Animal Health Revenue Performance
Animal Health sales, which totaled $829 million for the first quarter of 2016, were in line with sales from the first quarter of 2015. Excluding the impact of foreign exchange, Animal Health sales grew 9 percent, primarily driven by BRAVECTO (fluralaner), a chewable tablet that kills fleas and ticks in dogs for up to 12 weeks.
First-Quarter 2016 Expense and Other Information
The tables that follow present selected expense information.
$ in millions Included in expenses for the period
Acquisition-
and
First Quarter Divestiture- Restructuring
2016 GAAP
Related Costs4
Costs
Non-GAAP1
Materials and production $3,572 $1,386 $47 $2,139
Marketing and administrative 2,318 2 3 2,313
Research and development 1,659 35 55 1,569
Restructuring costs 91 – 91 –
First Quarter
2015
Materials and production $3,569 $1,250 $105 $2,214
Marketing and administrative 2,601 227 36 2,338
Research and development 1,737 63 2 1,672
Restructuring costs 82 – 82 –
The gross margin was 61.6 percent for the first quarter of 2016 compared to 62.1 percent for the first quarter of 2015, reflecting 15.4 and 14.4 unfavorable percentage point impacts, respectively, from the acquisition- and divestiture-related costs and restructuring costs noted above.

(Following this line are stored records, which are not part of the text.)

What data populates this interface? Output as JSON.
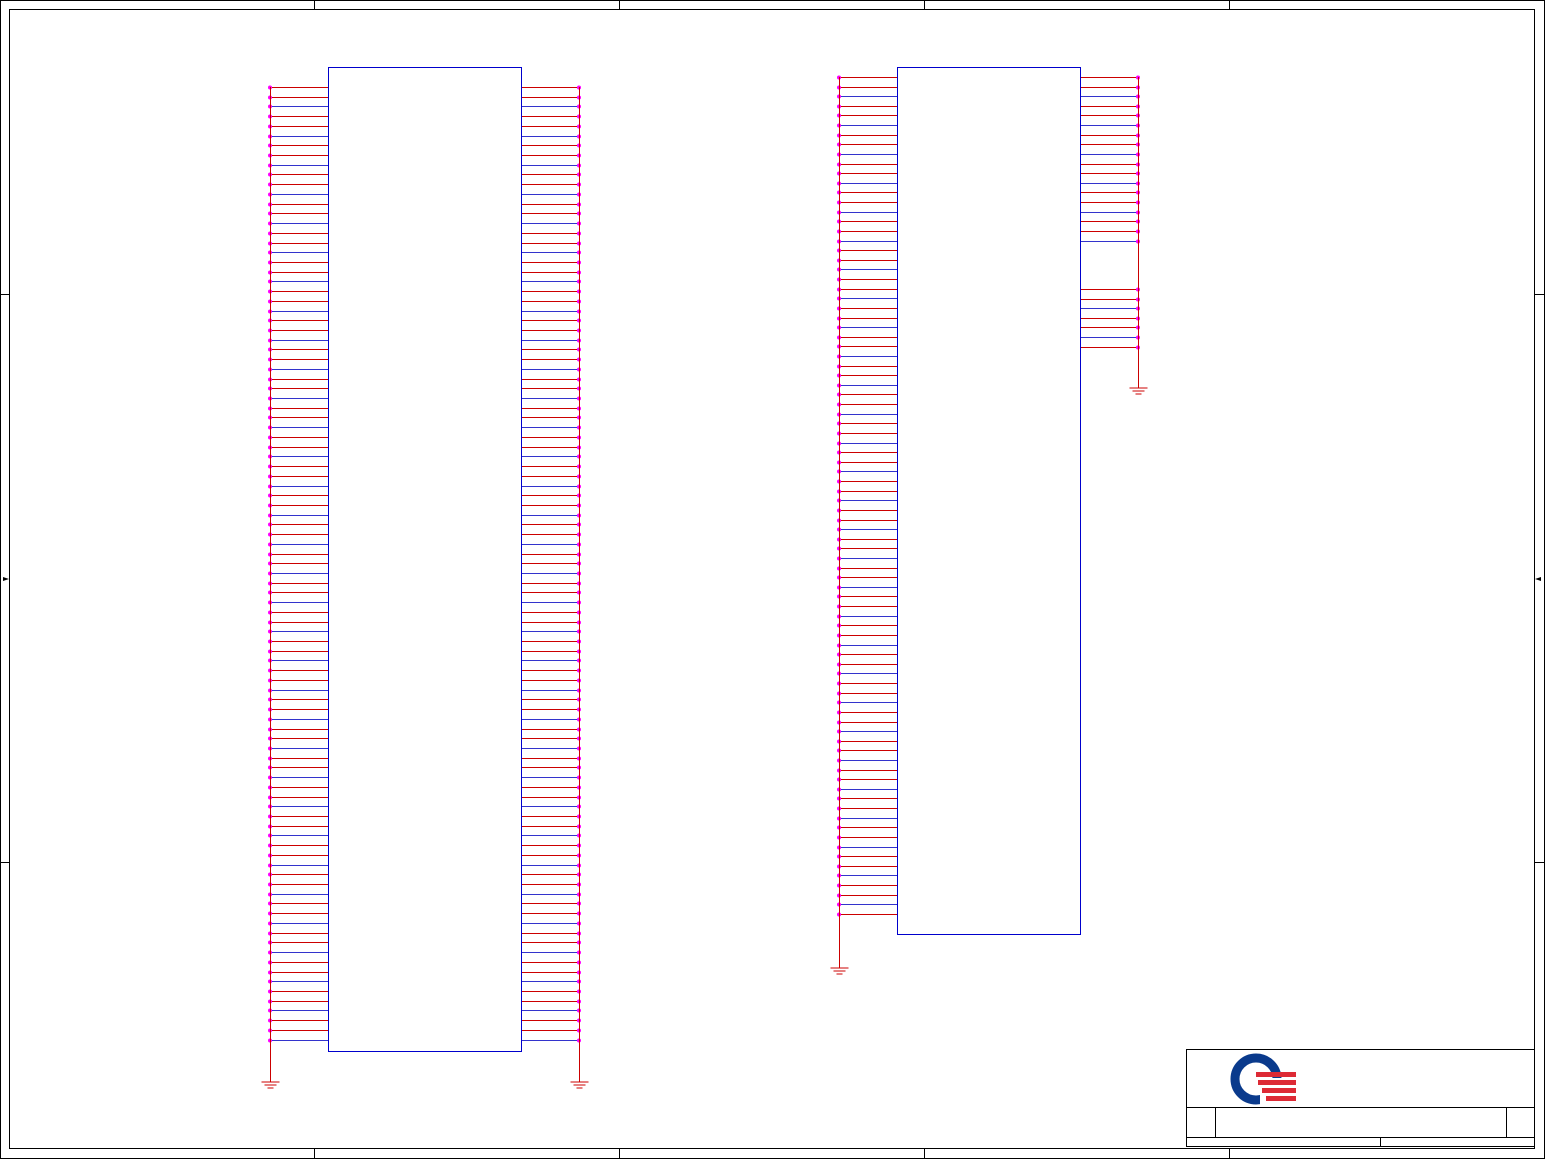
{
  "colors": {
    "frame": "#000000",
    "wire": "#cc0000",
    "wire_alt": "#3333cc",
    "component_outline": "#0000cc",
    "junction_dot": "#ff00ff",
    "ground": "#cc0000",
    "logo_blue": "#0a3a8c",
    "logo_red": "#dd2a35"
  },
  "components": [
    {
      "id": "left-connector",
      "left_pins": 99,
      "right_pins": 99
    },
    {
      "id": "right-connector",
      "left_pins": 88,
      "right_pins_upper": 18,
      "right_pins_lower": 7
    }
  ],
  "ground_symbols": 4,
  "title_block": {
    "logo": "company-logo"
  }
}
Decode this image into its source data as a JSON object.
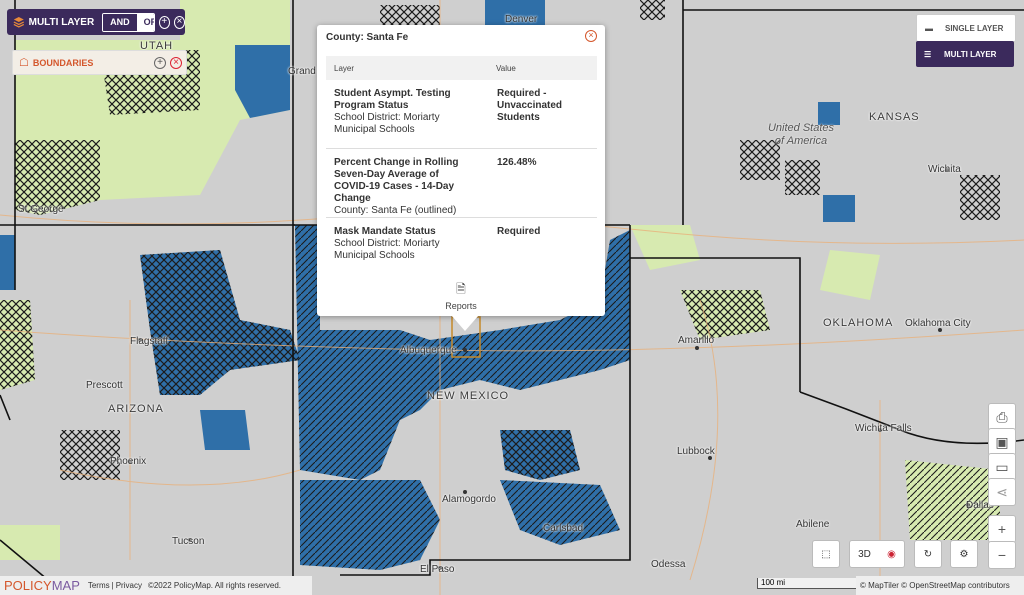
{
  "toolbar": {
    "title": "MULTI LAYER",
    "and_label": "AND",
    "or_label": "OR"
  },
  "boundaries": {
    "label": "BOUNDARIES"
  },
  "popup": {
    "title": "County: Santa Fe",
    "col_layer": "Layer",
    "col_value": "Value",
    "rows": [
      {
        "layer": "Student Asympt. Testing Program Status",
        "detail": "School District: Moriarty Municipal Schools",
        "value": "Required - Unvaccinated Students"
      },
      {
        "layer": "Percent Change in Rolling Seven-Day Average of COVID-19 Cases - 14-Day Change",
        "detail": "County: Santa Fe (outlined)",
        "value": "126.48%"
      },
      {
        "layer": "Mask Mandate Status",
        "detail": "School District: Moriarty Municipal Schools",
        "value": "Required"
      }
    ],
    "reports_label": "Reports"
  },
  "layer_toggle": {
    "single": "SINGLE LAYER",
    "multi": "MULTI LAYER"
  },
  "map_labels": {
    "utah": "UTAH",
    "grand": "Grand",
    "st_george": "St George",
    "denver": "Denver",
    "kansas": "KANSAS",
    "united_states": "United States of America",
    "wichita": "Wichita",
    "flagstaff": "Flagstaff",
    "prescott": "Prescott",
    "arizona": "ARIZONA",
    "phoenix": "Phoenix",
    "tucson": "Tucson",
    "albuquerque": "Albuquerque",
    "new_mexico": "NEW MEXICO",
    "alamogordo": "Alamogordo",
    "carlsbad": "Carlsbad",
    "el_paso": "El Paso",
    "amarillo": "Amarillo",
    "oklahoma": "OKLAHOMA",
    "oklahoma_city": "Oklahoma City",
    "wichita_falls": "Wichita Falls",
    "lubbock": "Lubbock",
    "abilene": "Abilene",
    "odessa": "Odessa",
    "dallas": "Dallas"
  },
  "controls": {
    "three_d": "3D",
    "zoom_in": "+",
    "zoom_out": "−",
    "scale": "100 mi"
  },
  "footer": {
    "logo_policy": "POLICY",
    "logo_map": "MAP",
    "terms": "Terms",
    "sep": "|",
    "privacy": "Privacy",
    "copyright": "©2022 PolicyMap. All rights reserved.",
    "attribution": "© MapTiler © OpenStreetMap contributors"
  },
  "colors": {
    "accent": "#3b2a5c",
    "blue_fill": "#2f6fa8",
    "hatch": "#1b1b1b",
    "green_fill": "#d7eab0",
    "orange": "#d4572c"
  }
}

Research and development (R&D) expenses, on a non-GAAP basis, were $1.6 billion in the first quarter of 2016, a 6 percent decrease compared to the first quarter of 2015, primarily driven by lower licensing expenses.
Financial Outlook
Merck continues to expect its full-year 2016 GAAP EPS to be between $1.96 and $2.23. The company has narrowed and raised its full-year 2016 non-GAAP EPS to be between $3.65 and $3.77, including an approximately 2 percent negative impact from foreign exchange at mid-April exchange rates. The non-GAAP range excludes acquisition- and divestiture-related costs and costs related to restructuring programs. The change in the non-GAAP EPS range reflects recent favorability in foreign exchange rates, partially offset by the earlier than expected entry of a generic version of NASONEX in the United States.

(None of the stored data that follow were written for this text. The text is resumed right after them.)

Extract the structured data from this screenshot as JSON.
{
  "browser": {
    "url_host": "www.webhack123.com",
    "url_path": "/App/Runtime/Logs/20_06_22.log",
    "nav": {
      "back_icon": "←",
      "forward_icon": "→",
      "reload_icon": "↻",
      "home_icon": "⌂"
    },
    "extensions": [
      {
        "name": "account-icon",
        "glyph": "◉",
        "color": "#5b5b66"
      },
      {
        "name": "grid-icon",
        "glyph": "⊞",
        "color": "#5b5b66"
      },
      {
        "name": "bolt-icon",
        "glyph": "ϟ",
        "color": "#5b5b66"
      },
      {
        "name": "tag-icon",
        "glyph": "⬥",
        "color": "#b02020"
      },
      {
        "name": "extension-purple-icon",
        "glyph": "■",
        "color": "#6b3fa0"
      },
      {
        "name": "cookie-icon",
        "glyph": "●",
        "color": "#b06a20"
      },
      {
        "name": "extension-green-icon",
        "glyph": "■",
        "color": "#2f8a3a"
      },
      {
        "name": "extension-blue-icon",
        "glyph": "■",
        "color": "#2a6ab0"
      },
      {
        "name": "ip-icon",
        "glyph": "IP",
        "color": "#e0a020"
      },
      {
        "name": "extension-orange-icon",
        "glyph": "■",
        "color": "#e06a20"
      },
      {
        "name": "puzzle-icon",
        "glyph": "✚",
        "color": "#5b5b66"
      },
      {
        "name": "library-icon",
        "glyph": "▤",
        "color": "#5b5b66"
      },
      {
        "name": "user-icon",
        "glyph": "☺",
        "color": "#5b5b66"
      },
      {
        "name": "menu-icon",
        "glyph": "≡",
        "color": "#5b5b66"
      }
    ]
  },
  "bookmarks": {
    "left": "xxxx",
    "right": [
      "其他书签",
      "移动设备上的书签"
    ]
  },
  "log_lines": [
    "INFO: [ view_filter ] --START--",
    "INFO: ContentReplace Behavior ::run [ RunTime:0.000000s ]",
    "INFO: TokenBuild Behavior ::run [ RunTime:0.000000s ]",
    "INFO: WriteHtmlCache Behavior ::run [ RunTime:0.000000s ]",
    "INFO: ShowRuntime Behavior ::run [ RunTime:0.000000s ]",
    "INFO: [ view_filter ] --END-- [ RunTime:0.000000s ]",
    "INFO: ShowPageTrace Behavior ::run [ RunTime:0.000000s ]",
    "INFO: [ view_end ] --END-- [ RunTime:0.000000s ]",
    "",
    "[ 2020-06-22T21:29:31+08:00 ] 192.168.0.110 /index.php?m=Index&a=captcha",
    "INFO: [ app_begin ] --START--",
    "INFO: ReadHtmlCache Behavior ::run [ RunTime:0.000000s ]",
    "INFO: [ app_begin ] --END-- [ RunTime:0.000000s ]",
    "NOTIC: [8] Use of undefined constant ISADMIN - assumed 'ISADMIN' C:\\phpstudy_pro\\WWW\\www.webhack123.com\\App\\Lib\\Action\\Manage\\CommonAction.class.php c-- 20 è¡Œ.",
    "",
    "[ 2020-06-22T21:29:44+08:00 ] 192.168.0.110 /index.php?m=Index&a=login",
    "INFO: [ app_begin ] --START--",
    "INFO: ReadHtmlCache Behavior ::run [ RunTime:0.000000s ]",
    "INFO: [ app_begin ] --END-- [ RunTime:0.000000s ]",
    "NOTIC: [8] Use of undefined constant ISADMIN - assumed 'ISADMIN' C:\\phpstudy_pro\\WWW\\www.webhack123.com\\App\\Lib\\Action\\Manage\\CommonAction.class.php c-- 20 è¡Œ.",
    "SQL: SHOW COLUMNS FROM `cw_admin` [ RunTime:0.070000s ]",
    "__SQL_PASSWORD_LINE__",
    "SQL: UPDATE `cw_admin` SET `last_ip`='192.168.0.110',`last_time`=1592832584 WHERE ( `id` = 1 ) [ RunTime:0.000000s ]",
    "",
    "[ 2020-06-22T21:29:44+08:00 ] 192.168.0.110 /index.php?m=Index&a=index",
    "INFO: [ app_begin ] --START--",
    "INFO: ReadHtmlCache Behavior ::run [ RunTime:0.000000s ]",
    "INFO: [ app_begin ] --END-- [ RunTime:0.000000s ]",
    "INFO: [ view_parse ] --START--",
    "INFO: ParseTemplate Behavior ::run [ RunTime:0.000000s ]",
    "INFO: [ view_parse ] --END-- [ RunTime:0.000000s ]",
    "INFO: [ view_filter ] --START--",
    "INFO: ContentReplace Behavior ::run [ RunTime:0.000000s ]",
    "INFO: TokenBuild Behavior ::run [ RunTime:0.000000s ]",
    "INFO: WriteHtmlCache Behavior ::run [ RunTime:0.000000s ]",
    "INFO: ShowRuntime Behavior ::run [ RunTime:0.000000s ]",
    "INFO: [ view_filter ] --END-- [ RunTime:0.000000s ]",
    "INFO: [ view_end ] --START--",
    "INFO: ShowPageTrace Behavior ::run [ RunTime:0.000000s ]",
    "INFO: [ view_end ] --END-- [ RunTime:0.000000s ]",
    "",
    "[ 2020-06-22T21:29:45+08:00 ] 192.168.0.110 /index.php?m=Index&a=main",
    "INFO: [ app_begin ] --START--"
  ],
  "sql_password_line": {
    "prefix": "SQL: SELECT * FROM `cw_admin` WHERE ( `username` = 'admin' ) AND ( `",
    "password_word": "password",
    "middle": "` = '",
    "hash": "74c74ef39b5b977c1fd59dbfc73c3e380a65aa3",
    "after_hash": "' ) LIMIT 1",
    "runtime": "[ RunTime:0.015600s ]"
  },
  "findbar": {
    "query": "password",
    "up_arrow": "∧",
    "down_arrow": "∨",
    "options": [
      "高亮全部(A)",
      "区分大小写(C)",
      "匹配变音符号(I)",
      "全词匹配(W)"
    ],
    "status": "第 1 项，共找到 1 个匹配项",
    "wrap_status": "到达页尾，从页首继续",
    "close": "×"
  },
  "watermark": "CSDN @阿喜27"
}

At mid-April exchange rates, Merck now anticipates full-year 2016 revenues to be between $39.0 billion and $40.2 billion, including an approximately 2 percent negative impact from foreign exchange.

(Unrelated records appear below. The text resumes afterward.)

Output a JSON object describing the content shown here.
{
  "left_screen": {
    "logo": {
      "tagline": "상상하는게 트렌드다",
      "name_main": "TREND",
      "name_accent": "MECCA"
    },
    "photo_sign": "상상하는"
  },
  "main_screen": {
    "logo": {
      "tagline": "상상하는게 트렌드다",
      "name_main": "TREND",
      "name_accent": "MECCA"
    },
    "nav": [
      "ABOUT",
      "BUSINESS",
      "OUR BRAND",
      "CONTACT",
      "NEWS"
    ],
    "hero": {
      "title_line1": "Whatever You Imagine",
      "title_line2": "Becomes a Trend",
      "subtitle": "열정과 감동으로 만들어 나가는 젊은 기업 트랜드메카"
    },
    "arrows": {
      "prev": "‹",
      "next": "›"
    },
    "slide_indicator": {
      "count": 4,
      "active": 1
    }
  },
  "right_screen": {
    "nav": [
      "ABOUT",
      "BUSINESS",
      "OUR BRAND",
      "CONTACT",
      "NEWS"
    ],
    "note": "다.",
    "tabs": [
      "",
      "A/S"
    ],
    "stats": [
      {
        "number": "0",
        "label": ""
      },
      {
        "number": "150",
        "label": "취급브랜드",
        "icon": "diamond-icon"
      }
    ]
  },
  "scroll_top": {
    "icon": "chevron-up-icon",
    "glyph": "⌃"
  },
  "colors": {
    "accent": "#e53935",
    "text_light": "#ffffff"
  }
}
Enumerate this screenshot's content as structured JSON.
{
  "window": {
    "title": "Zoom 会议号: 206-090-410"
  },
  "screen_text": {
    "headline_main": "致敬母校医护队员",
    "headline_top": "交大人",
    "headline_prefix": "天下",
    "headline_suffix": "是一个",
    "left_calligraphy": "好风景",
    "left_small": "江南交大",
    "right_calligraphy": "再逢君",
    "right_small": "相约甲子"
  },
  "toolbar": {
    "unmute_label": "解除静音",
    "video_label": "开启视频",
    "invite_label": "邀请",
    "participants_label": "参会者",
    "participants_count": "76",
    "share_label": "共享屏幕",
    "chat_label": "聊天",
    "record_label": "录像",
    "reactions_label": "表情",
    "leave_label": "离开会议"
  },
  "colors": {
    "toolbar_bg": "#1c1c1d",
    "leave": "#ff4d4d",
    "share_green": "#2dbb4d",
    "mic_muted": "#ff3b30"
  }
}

In addition, the company continues to expect full-year 2016 non-GAAP marketing and administrative expenses to be below 2015 levels and R&D expenses to be modestly above 2015 levels.
The company continues to anticipate its full-year 2016 non-GAAP tax rate will be in the range of 21.5 to 22.5 percent, including a 2016 R&D tax credit.
A reconciliation of anticipated 2016 EPS, as reported in accordance with GAAP to non-GAAP EPS that excludes certain items, is provided in the table below.
Full Year
$ in millions, except EPS amounts 2016
GAAP EPS $1.96 to $2.23
Difference3 1.69 to 1.54
Non-GAAP EPS that excludes items listed below $3.65 to $3.77
Acquisition- and divestiture-related costs $4,700 to $4,400
Restructuring costs 900 to 700
Net decrease (increase) in income before taxes 5,600 to 5,100
Estimated income tax (benefit) expense (900) to (805)
Decrease (increase) in net income $4,700 to $4,295
Total Employees
As of March 31, 2016, Merck had approximately 68,000 employees worldwide.